Still, getting the green light for a documentary about performers who relatively few people—including those controlling the purse strings—know wasn't a simple proposition. Weiss conceded that a five-part series probably wasn't going to happen; a one-shot deal would have to suffice. Fortunately, as he got more serious about the project, a more complete and compelling narrative emerged.

Instead of just concentrating on the musicians themselves, Weiss decided to examine the roadblocks—distribution chief among them—that artists toiling outside the mainstream face and the ways they get around them. As someone who spent most of the '80s in bands on the fringe (his stint with Beat Rodeo being the most high profile), Weiss had firsthand experience with the struggles and sacrifices of the underground musician. The inevitable taking of matters into one's own hands (you know, "Do It Yourself") became the story he wanted to help tell.

Despite Weiss' conviction that "all the exciting things in pop music have came from people in their bedroom, or in some stinky club, or in some garage"—not in a boardroom—the machinations of the music industry became a critical component of his D.I.Y. story. Like any popular art, rock 'n' roll is subject to the vagaries of a system that values commerce over art. "There is this conflict between art and commerce which can never be completely settled," says Weiss. "I'm interested in that. [But] the story is about more than just music."

Ultimately, Weiss' story is about a mindset that resists innovation until it's proven marketable, and then proceeds to overexpose and oversaturate it before moving on to the next big thing. This cycle of record company co-opt has swallowed countless talents, but the industry is tougher still on those who can't or won't be neatly categorized and packaged. (Captain Beefheart has been in exile in the desert for nearly 20 years now.)

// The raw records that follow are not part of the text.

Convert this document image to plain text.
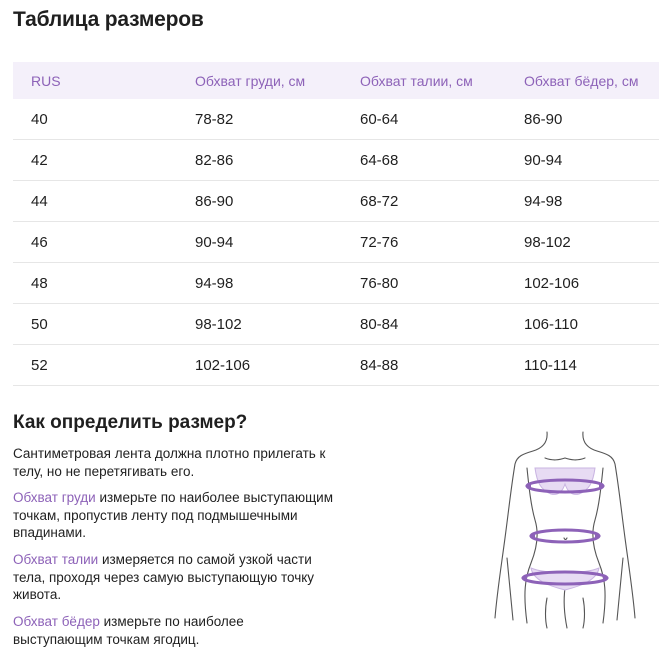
Таблица размеров
RUS	Обхват груди, см	Обхват талии, см	Обхват бёдер, см
40	78-82	60-64	86-90
42	82-86	64-68	90-94
44	86-90	68-72	94-98
46	90-94	72-76	98-102
48	94-98	76-80	102-106
50	98-102	80-84	106-110
52	102-106	84-88	110-114
Как определить размер?
Сантиметровая лента должна плотно прилегать к телу, но не перетягивать его.
Обхват груди измерьте по наиболее выступающим точкам, пропустив ленту под подмышечными впадинами.
Обхват талии измеряется по самой узкой части тела, проходя через самую выступающую точку живота.
Обхват бёдер измерьте по наиболее выступающим точкам ягодиц.
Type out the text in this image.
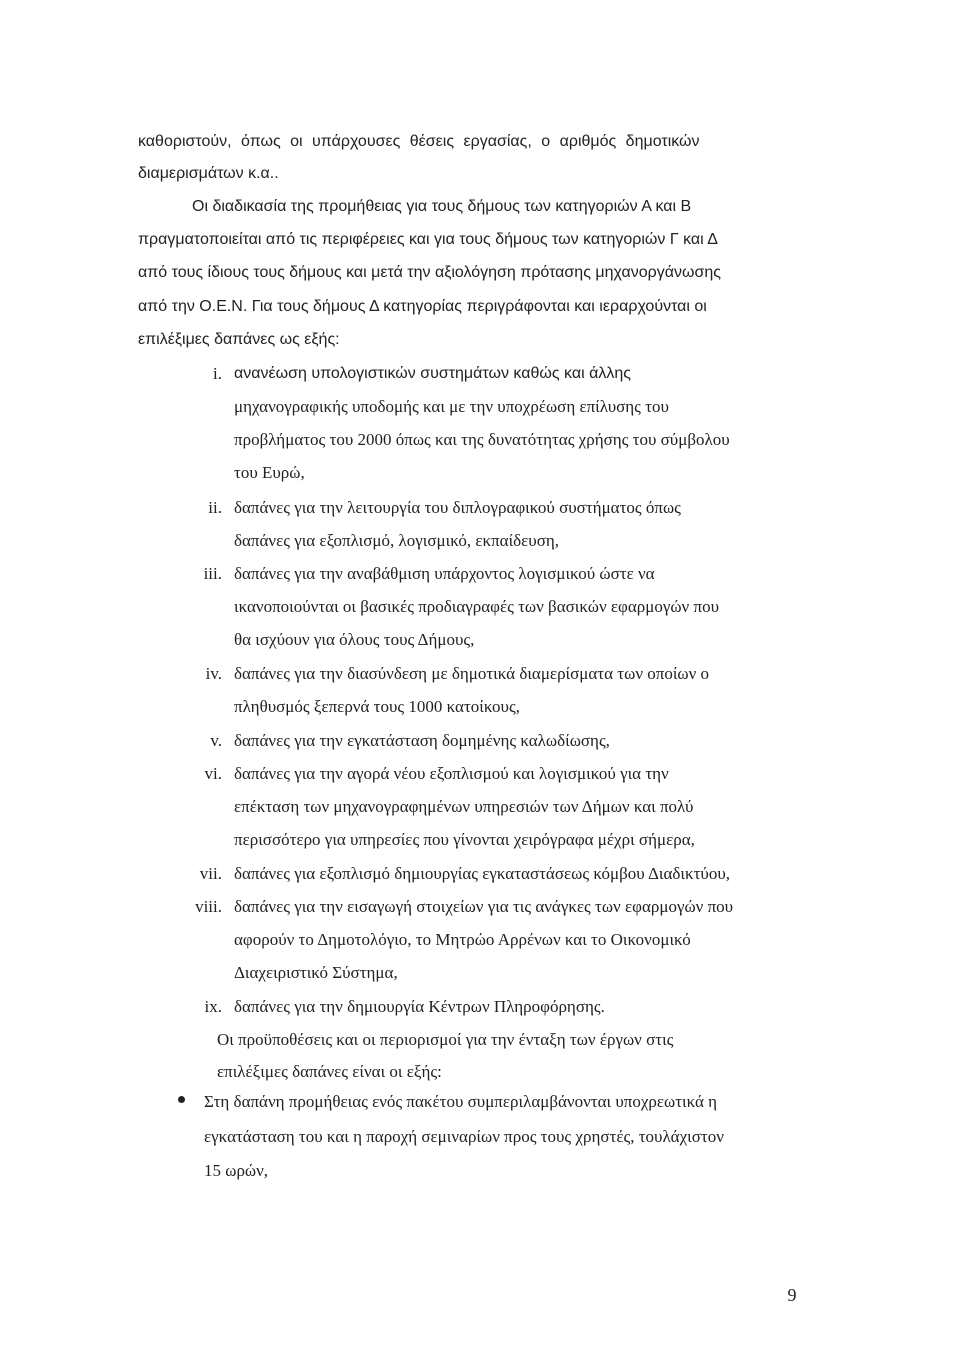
καθοριστούν, όπως οι υπάρχουσες θέσεις εργασίας, ο αριθμός δημοτικών
διαμερισμάτων κ.α..
Οι διαδικασία της προμήθειας για τους δήμους των κατηγοριών Α και Β
πραγματοποιείται από τις περιφέρειες και για τους δήμους των κατηγοριών Γ και Δ
από τους ίδιους τους δήμους και μετά την αξιολόγηση πρότασης μηχανοργάνωσης
από την Ο.Ε.Ν. Για τους δήμους Δ κατηγορίας περιγράφονται και ιεραρχούνται οι
επιλέξιμες δαπάνες ως εξής:
i. ανανέωση υπολογιστικών συστημάτων καθώς και άλλης
μηχανογραφικής υποδομής και με την υποχρέωση επίλυσης του
προβλήματος του 2000 όπως και της δυνατότητας χρήσης του σύμβολου
του Ευρώ,
ii. δαπάνες για την λειτουργία του διπλογραφικού συστήματος όπως
δαπάνες για εξοπλισμό, λογισμικό, εκπαίδευση,
iii. δαπάνες για την αναβάθμιση υπάρχοντος λογισμικού ώστε να
ικανοποιούνται οι βασικές προδιαγραφές των βασικών εφαρμογών που
θα ισχύουν για όλους τους Δήμους,
iv. δαπάνες για την διασύνδεση με δημοτικά διαμερίσματα των οποίων ο
πληθυσμός ξεπερνά τους 1000 κατοίκους,
v. δαπάνες για την εγκατάσταση δομημένης καλωδίωσης,
vi. δαπάνες για την αγορά νέου εξοπλισμού και λογισμικού για την
επέκταση των μηχανογραφημένων υπηρεσιών των Δήμων και πολύ
περισσότερο για υπηρεσίες που γίνονται χειρόγραφα μέχρι σήμερα,
vii. δαπάνες για εξοπλισμό δημιουργίας εγκαταστάσεως κόμβου Διαδικτύου,
viii. δαπάνες για την εισαγωγή στοιχείων για τις ανάγκες των εφαρμογών που
αφορούν το Δημοτολόγιο, το Μητρώο Αρρένων και το Οικονομικό
Διαχειριστικό Σύστημα,
ix. δαπάνες για την δημιουργία Κέντρων Πληροφόρησης.
Οι προϋποθέσεις και οι περιορισμοί για την ένταξη των έργων στις
επιλέξιμες δαπάνες είναι οι εξής:
Στη δαπάνη προμήθειας ενός πακέτου συμπεριλαμβάνονται υποχρεωτικά η
εγκατάσταση του και η παροχή σεμιναρίων προς τους χρηστές, τουλάχιστον
15 ωρών,
9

Plenty of personalities—the list is diverse enough to include Ian MacKaye, Prince, and Lucinda Williams—have fought and succeeded against the system through sheer force of will, but in many respects, new technologies (and creative use of old ones) have consistently been rock's saving grace. Inexpensive recording equipment is what allowed pioneering indie labels like Chess and Sun—who stumbled upon a young Elvis making a cheapo vanity record for his Mama—to become instant cultural forces. In the meantime, songs loved the world over have been written in suburban garages, punk anthems composed on stolen equipment, and we all know what can be done with two turntables and a microphone.

The Internet, MP3s, and digital editing software are just the latest tools in the progression, and some argue that they're powerful enough to afford artists the freedom to completely bypass the grip of record companies and still prosper. Since the early '90s significant strides have been made, but more recent events—Napster's bankruptcy, the assault on Internet radio, continued media consolidation—prove the cycle hasn't really been broken.

Weiss' Do It Yourself project is still in pre-production—a grant from the Allen Foundation for Music has been procured but not yet matched, leaving the money untouched, and more funds beyond that are needed (soliciting cash from corporations for a documentary about their corrupting influence is a somewhat difficult proposition). A slumping ad industry and PBS' graying demographics may also conspire to stall the project, but like the artists he loves, Weiss is committed to somehow finding a way to bring the project to fruition.

"The airwaves exist for us," he emphasizes, "not for some powerful corporations and rich people. Unfortunately, it's the people who have the money who make all the rules. You have to do things outside the boundaries if you want to do anything good."